Pływalność Dworca Wodnego to zaledwie pierwszy krok do pełnego uratowania tego bezcennego zabytku żeglugi wiślanej.  Barka, choć cudem zachowała się w oryginalnej substancji, jest u kresu sił. Przepiękny nitowany kadłub (31 x 6,5 m) jest tak skorodowany poniżej linii wodnej że specjaliści z PBW orzekli konieczność wyspawania praktycznie kadłuba od nowa (by mogła stać na Wiśle). Drewniana stylowa nadbudówka z ciesielskimi zdobieniami szczytów wymaga rekonstrukcji ponad 50 % poszycia. Posiadamy oryginalne plany i bogatą ikonografie Dworca Wodnego Warszawa Główna.  Barkę trzeba jak najszybciej wyciągnąć z wody, zdemontować drewniana nadbudówkę i przewieźć w częściach (kadłub jest rozkręcany na dwie połowy) do Portu Czerniakowskiego. Aby uratować Dworzec Wodny potrzeba około 1 miliona zł, a przede wszystkim, chęci i woli współpracy ze strony Miasta St. Warszawy. Jedyną bowiem szansą na zachowanie wspaniałego nitowanego kadłuba i udostępnienie barki warszawiakom i gosciom odwiedzającym Stolicę, przy zachowaniu  funkcji Dworca Wodnego, jest ustawienie jej na pochylni Stoczni Czerniakowskiej (gdzie przed wiekiem została zbudowana). Pochylnia jednak od ponad trzydziestu lat jest zasypana gruzem i odpadami . Pełnomocnik  Prezydenta ds. Wisły, Pan Marek Piwowarski, nie przewiduje jej rewitalizacji, w posiadanym 2,5 mln budżecie na usuwanie odpadów z Portu Czerniakowskiego nie znajduje środków na usuniecie odpadów z pochylni Warszawskiej Stoczni Rzecznej  Maurycego Fajansa . Co gorsza Pan Wiceprezydent Jakubiak zamierza sprzedać działkę na której znajduje się pochylnia (podobno pod hotel i stację benzynową austriackiemu inwestorowi).  Panie Przemku, pan zabierze  barkę Herbatnik z Portu Czerniakowskiego, tam ma być komercja, taka jest wola PANA Prezydenta - powiedziała mi Pani Dyrektor Zarządu Mienia Miasta, Hanna Jakubowicz, a Pan Marek Piwowarski smutno pokiwał głową)
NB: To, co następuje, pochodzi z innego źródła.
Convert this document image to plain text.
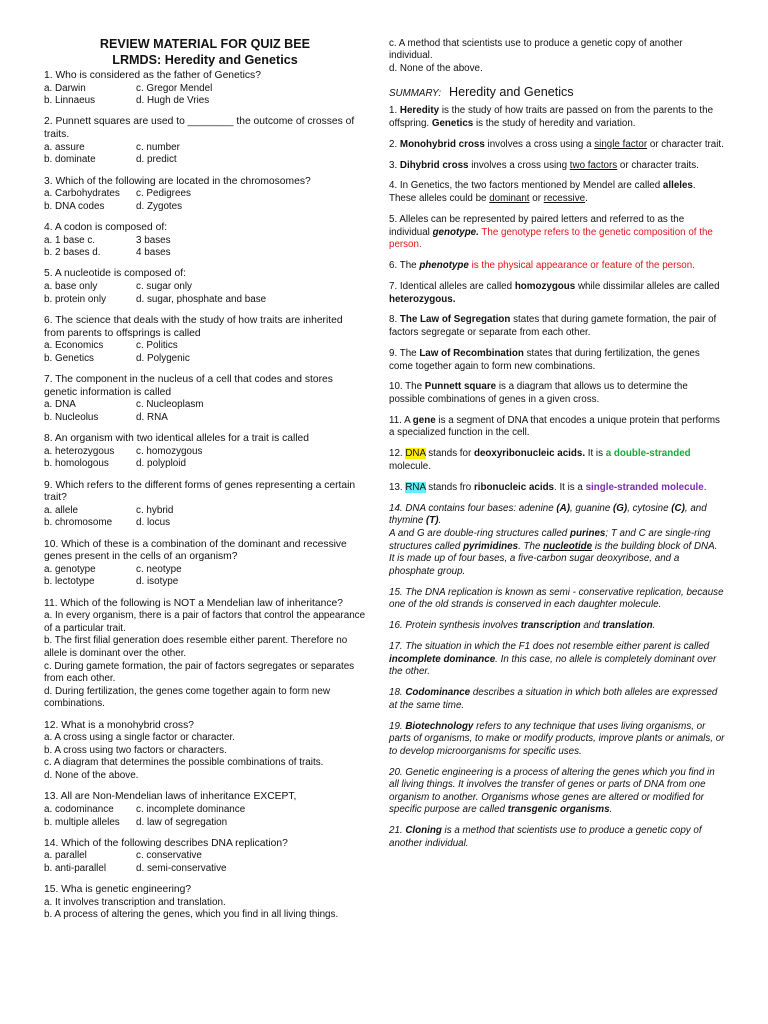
REVIEW MATERIAL FOR QUIZ BEE
LRMDS: Heredity and Genetics
1. Who is considered as the father of Genetics?
a. Darwin	c. Gregor Mendel
b. Linnaeus	d. Hugh de Vries
2. Punnett squares are used to ________ the outcome of crosses of traits.
a. assure	c. number
b. dominate	d. predict
3. Which of the following are located in the chromosomes?
a. Carbohydrates	c. Pedigrees
b. DNA codes	d. Zygotes
4. A codon is composed of:
a. 1 base c.	3 bases
b. 2 bases d.	4 bases
5. A nucleotide is composed of:
a. base only	c. sugar only
b. protein only	d. sugar, phosphate and base
6. The science that deals with the study of how traits are inherited from parents to offsprings is called
a. Economics	c. Politics
b. Genetics	d. Polygenic
7. The component in the nucleus of a cell that codes and stores genetic information is called
a. DNA	c. Nucleoplasm
b. Nucleolus	d. RNA
8. An organism with two identical alleles for a trait is called
a. heterozygous	c. homozygous
b. homologous	d. polyploid
9. Which refers to the different forms of genes representing a certain trait?
a. allele	c. hybrid
b. chromosome	d. locus
10. Which of these is a combination of the dominant and recessive genes present in the cells of an organism?
a. genotype	c. neotype
b. lectotype	d. isotype
11. Which of the following is NOT a Mendelian law of inheritance?
a. In every organism, there is a pair of factors that control the appearance of a particular trait.
b. The first filial generation does resemble either parent. Therefore no allele is dominant over the other.
c. During gamete formation, the pair of factors segregates or separates from each other.
d. During fertilization, the genes come together again to form new combinations.
12. What is a monohybrid cross?
a. A cross using a single factor or character.
b. A cross using two factors or characters.
c. A diagram that determines the possible combinations of traits.
d. None of the above.
13. All are Non-Mendelian laws of inheritance EXCEPT,
a. codominance	c. incomplete dominance
b. multiple alleles	d. law of segregation
14. Which of the following describes DNA replication?
a. parallel	c. conservative
b. anti-parallel	d. semi-conservative
15. Wha is genetic engineering?
a. It involves transcription and translation.
b. A process of altering the genes, which you find in all living things.
c. A method that scientists use to produce a genetic copy of another individual.
d. None of the above.
SUMMARY: Heredity and Genetics
1. Heredity is the study of how traits are passed on from the parents to the offspring. Genetics is the study of heredity and variation.
2. Monohybrid cross involves a cross using a single factor or character trait.
3. Dihybrid cross involves a cross using two factors or character traits.
4. In Genetics, the two factors mentioned by Mendel are called alleles. These alleles could be dominant or recessive.
5. Alleles can be represented by paired letters and referred to as the individual genotype. The genotype refers to the genetic composition of the person.
6. The phenotype is the physical appearance or feature of the person.
7. Identical alleles are called homozygous while dissimilar alleles are called heterozygous.
8. The Law of Segregation states that during gamete formation, the pair of factors segregate or separate from each other.
9. The Law of Recombination states that during fertilization, the genes come together again to form new combinations.
10. The Punnett square is a diagram that allows us to determine the possible combinations of genes in a given cross.
11. A gene is a segment of DNA that encodes a unique protein that performs a specialized function in the cell.
12. DNA stands for deoxyribonucleic acids. It is a double-stranded molecule.
13. RNA stands fro ribonucleic acids. It is a single-stranded molecule.
14. DNA contains four bases: adenine (A), guanine (G), cytosine (C), and thymine (T).
A and G are double-ring structures called purines; T and C are single-ring structures called pyrimidines. The nucleotide is the building block of DNA. It is made up of four bases, a five-carbon sugar deoxyribose, and a phosphate group.
15. The DNA replication is known as semi - conservative replication, because one of the old strands is conserved in each daughter molecule.
16. Protein synthesis involves transcription and translation.
17. The situation in which the F1 does not resemble either parent is called incomplete dominance. In this case, no allele is completely dominant over the other.
18. Codominance describes a situation in which both alleles are expressed at the same time.
19. Biotechnology refers to any technique that uses living organisms, or parts of organisms, to make or modify products, improve plants or animals, or to develop microorganisms for specific uses.
20. Genetic engineering is a process of altering the genes which you find in all living things. It involves the transfer of genes or parts of DNA from one organism to another. Organisms whose genes are altered or modified for specific purpose are called transgenic organisms.
21. Cloning is a method that scientists use to produce a genetic copy of another individual.
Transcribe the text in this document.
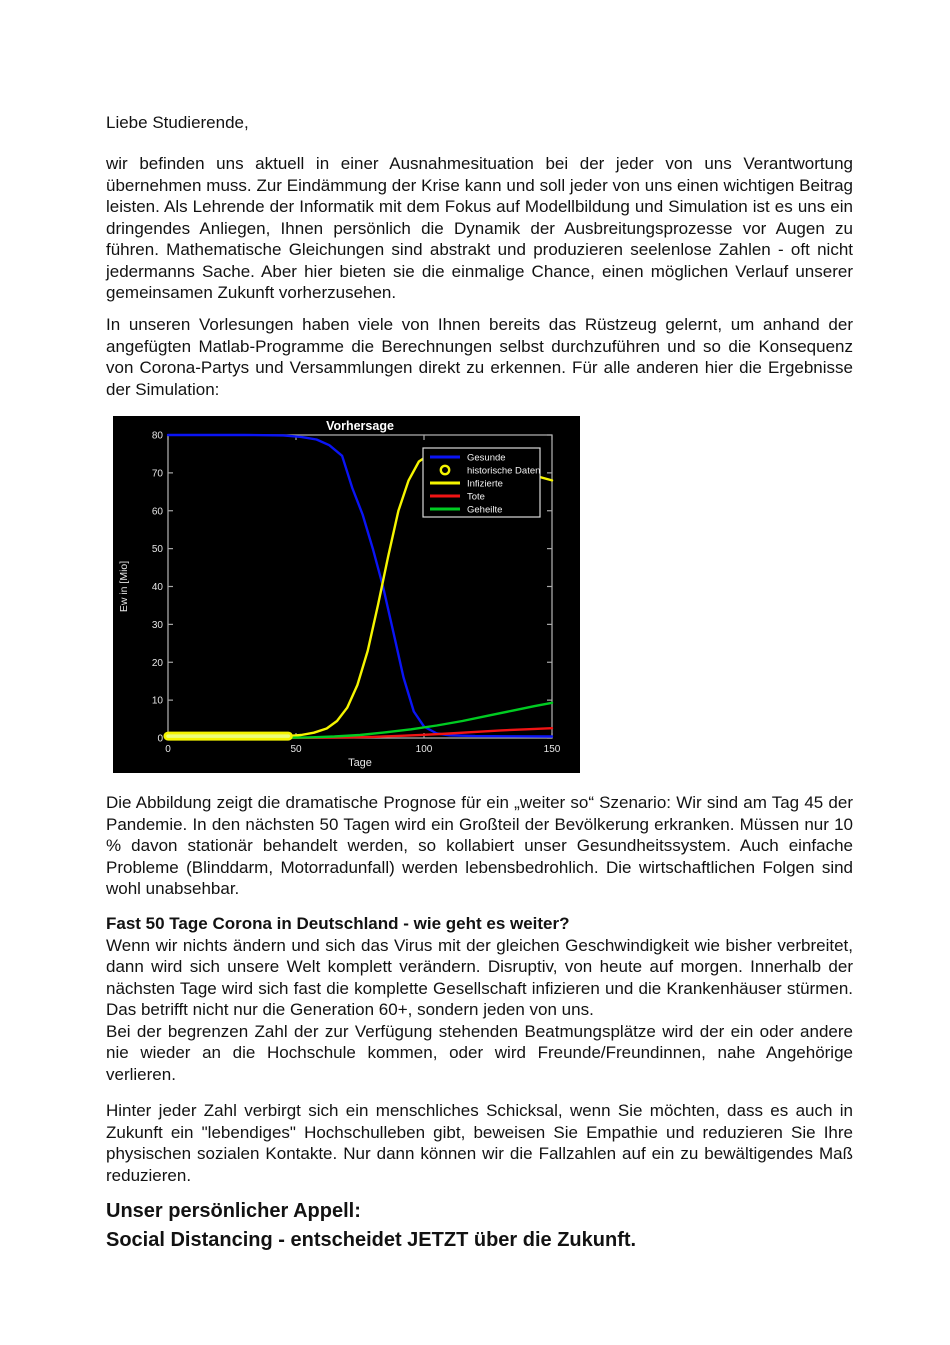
Liebe Studierende,

wir befinden uns aktuell in einer Ausnahmesituation bei der jeder von uns Verantwortung übernehmen muss. Zur Eindämmung der Krise kann und soll jeder von uns einen wichtigen Beitrag leisten. Als Lehrende der Informatik mit dem Fokus auf Modellbildung und Simulation ist es uns ein dringendes Anliegen, Ihnen persönlich die Dynamik der Ausbreitungsprozesse vor Augen zu führen. Mathematische Gleichungen sind abstrakt und produzieren seelenlose Zahlen - oft nicht jedermanns Sache. Aber hier bieten sie die einmalige Chance, einen möglichen Verlauf unserer gemeinsamen Zukunft vorherzusehen.

In unseren Vorlesungen haben viele von Ihnen bereits das Rüstzeug gelernt, um anhand der angefügten Matlab-Programme die Berechnungen selbst durchzuführen und so die Konsequenz von Corona-Partys und Versammlungen direkt zu erkennen. Für alle anderen hier die Ergebnisse der Simulation:

0	50	100	150
0
10
20
30
40
50
60
70
80
Vorhersage
Tage
Ew in [Mio]
Gesunde
historische Daten
Infizierte
Tote
Geheilte

Die Abbildung zeigt die dramatische Prognose für ein „weiter so“ Szenario: Wir sind am Tag 45 der Pandemie. In den nächsten 50 Tagen wird ein Großteil der Bevölkerung erkranken. Müssen nur 10 % davon stationär behandelt werden, so kollabiert unser Gesundheitssystem. Auch einfache Probleme (Blinddarm, Motorradunfall) werden lebensbedrohlich. Die wirtschaftlichen Folgen sind wohl unabsehbar.

Fast 50 Tage Corona in Deutschland - wie geht es weiter?

Wenn wir nichts ändern und sich das Virus mit der gleichen Geschwindigkeit wie bisher verbreitet, dann wird sich unsere Welt komplett verändern. Disruptiv, von heute auf morgen. Innerhalb der nächsten Tage wird sich fast die komplette Gesellschaft infizieren und die Krankenhäuser stürmen. Das betrifft nicht nur die Generation 60+, sondern jeden von uns.

Bei der begrenzen Zahl der zur Verfügung stehenden Beatmungsplätze wird der ein oder andere nie wieder an die Hochschule kommen, oder wird Freunde/Freundinnen, nahe Angehörige verlieren.

Hinter jeder Zahl verbirgt sich ein menschliches Schicksal, wenn Sie möchten, dass es auch in Zukunft ein "lebendiges" Hochschulleben gibt, beweisen Sie Empathie und reduzieren Sie Ihre physischen sozialen Kontakte. Nur dann können wir die Fallzahlen auf ein zu bewältigendes Maß reduzieren.

Unser persönlicher Appell:
Social Distancing - entscheidet JETZT über die Zukunft.
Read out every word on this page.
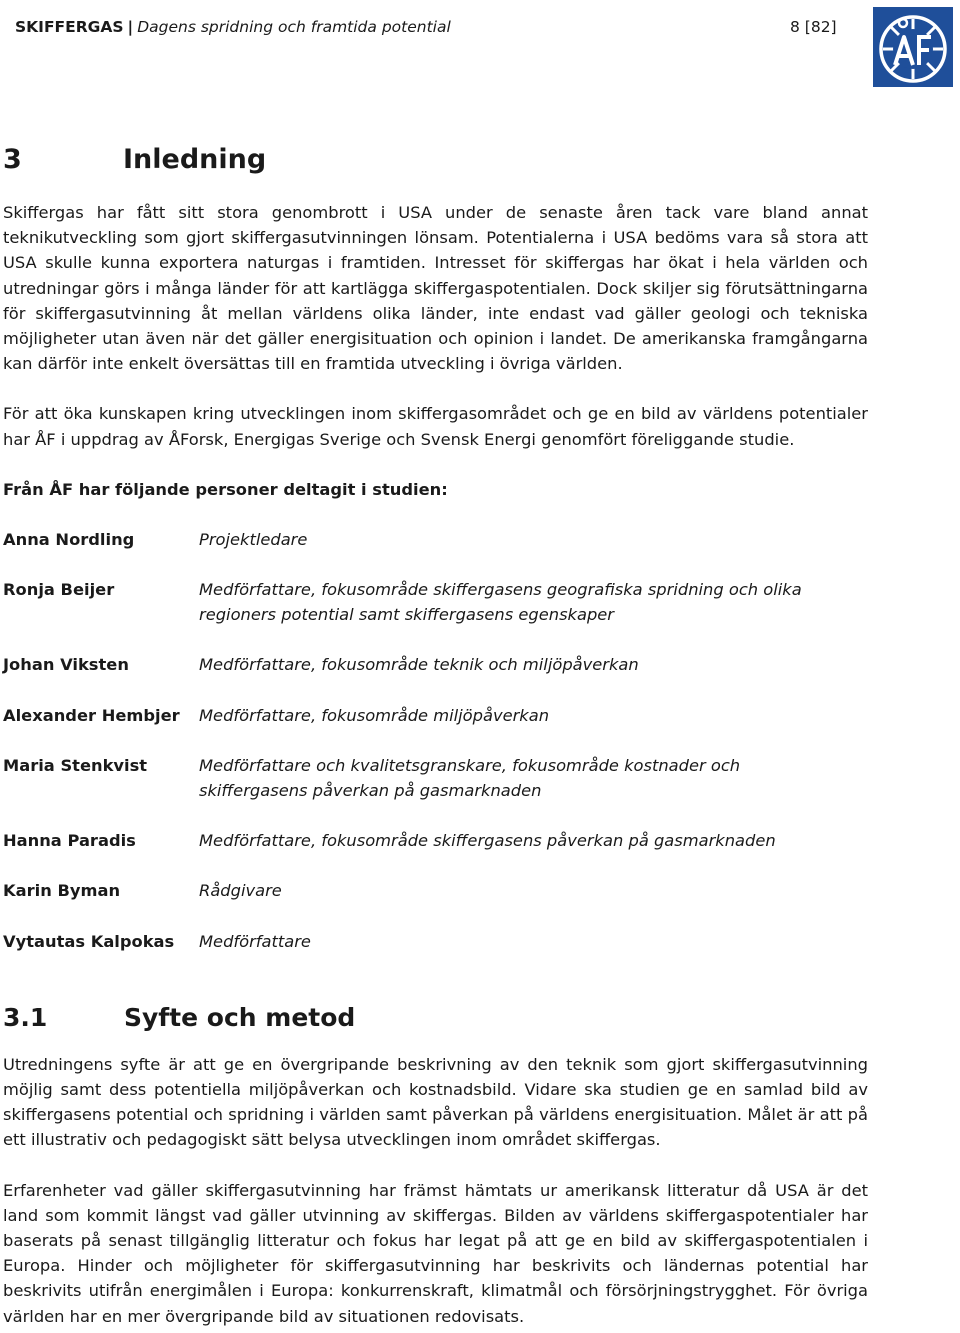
SKIFFERGAS | Dagens spridning och framtida potential	8 [82]
3	Inledning

Skiffergas har fått sitt stora genombrott i USA under de senaste åren tack vare bland annat teknikutveckling som gjort skiffergasutvinningen lönsam. Potentialerna i USA bedöms vara så stora att USA skulle kunna exportera naturgas i framtiden. Intresset för skiffergas har ökat i hela världen och utredningar görs i många länder för att kartlägga skiffergaspotentialen. Dock skiljer sig förutsättningarna för skiffergasutvinning åt mellan världens olika länder, inte endast vad gäller geologi och tekniska möjligheter utan även när det gäller energisituation och opinion i landet. De amerikanska framgångarna kan därför inte enkelt översättas till en framtida utveckling i övriga världen.

För att öka kunskapen kring utvecklingen inom skiffergasområdet och ge en bild av världens potentialer har ÅF i uppdrag av ÅForsk, Energigas Sverige och Svensk Energi genomfört föreliggande studie.

Från ÅF har följande personer deltagit i studien:

Anna Nordling	Projektledare
Ronja Beijer	Medförfattare, fokusområde skiffergasens geografiska spridning och olika regioners potential samt skiffergasens egenskaper
Johan Viksten	Medförfattare, fokusområde teknik och miljöpåverkan
Alexander Hembjer	Medförfattare, fokusområde miljöpåverkan
Maria Stenkvist	Medförfattare och kvalitetsgranskare, fokusområde kostnader och skiffergasens påverkan på gasmarknaden
Hanna Paradis	Medförfattare, fokusområde skiffergasens påverkan på gasmarknaden
Karin Byman	Rådgivare
Vytautas Kalpokas	Medförfattare
3.1	Syfte och metod

Utredningens syfte är att ge en övergripande beskrivning av den teknik som gjort skiffergasutvinning möjlig samt dess potentiella miljöpåverkan och kostnadsbild. Vidare ska studien ge en samlad bild av skiffergasens potential och spridning i världen samt påverkan på världens energisituation. Målet är att på ett illustrativ och pedagogiskt sätt belysa utvecklingen inom området skiffergas.

Erfarenheter vad gäller skiffergasutvinning har främst hämtats ur amerikansk litteratur då USA är det land som kommit längst vad gäller utvinning av skiffergas. Bilden av världens skiffergaspotentialer har baserats på senast tillgänglig litteratur och fokus har legat på att ge en bild av skiffergaspotentialen i Europa. Hinder och möjligheter för skiffergasutvinning har beskrivits och ländernas potential har beskrivits utifrån energimålen i Europa: konkurrenskraft, klimatmål och försörjningstrygghet. För övriga världen har en mer övergripande bild av situationen redovisats.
Szkoda że włodarze stolicy wciąż nie dostrzegają wartości jaką jest Wisła,  jej porty i ludzie.

A może po prostu nie wiedzą?
Wydawać by się mogło idealne pole do współpracy i wspólnego wniosku do UE. Fundacja ma Dworzec Wodny i idee Muzeum Wisły i Stanicy Wodnej w Porcie Czerniakowskim. Nasze projekty cieszą się ogromnym zainteresowaniem Warszawiaków, ponieważ wychodzą na wprost wielkiej potrzeby społecznej  jaką jest powrót nad Wisłę. Dzięki naszym działaniom Port Czerniakowski jest miejscem znanym nie tylko Warszawie.  Miasto jest właścicielem Portu i deklaruje ze chce zwrócić się ku rzece. Dlaczego wiec mamy się wynieść z Portu Czerniakowskiego? Dlaczego ma tam być komercja? To przecież ostatni port należący do m. st. Warszawy, a my jesteśmy jedyną organizacją która dba i upomina się o niego. Port Czerniakowski  może  zostać prawidłowo zagospodarowany i służyć, jak głosi dokument księcia Bolesława V z dnia 5 maja 1474 roku: całemu ludowi rzecznego miasta Warszawy, wraz z prawem rybołówstwa, żeglugi i gospodarki rzecznej. Może też zostać bezpowrotnie stracony dla ludu.


Wszystko zależy od tego jaka będzie naprawdę wola PANI Prezydent.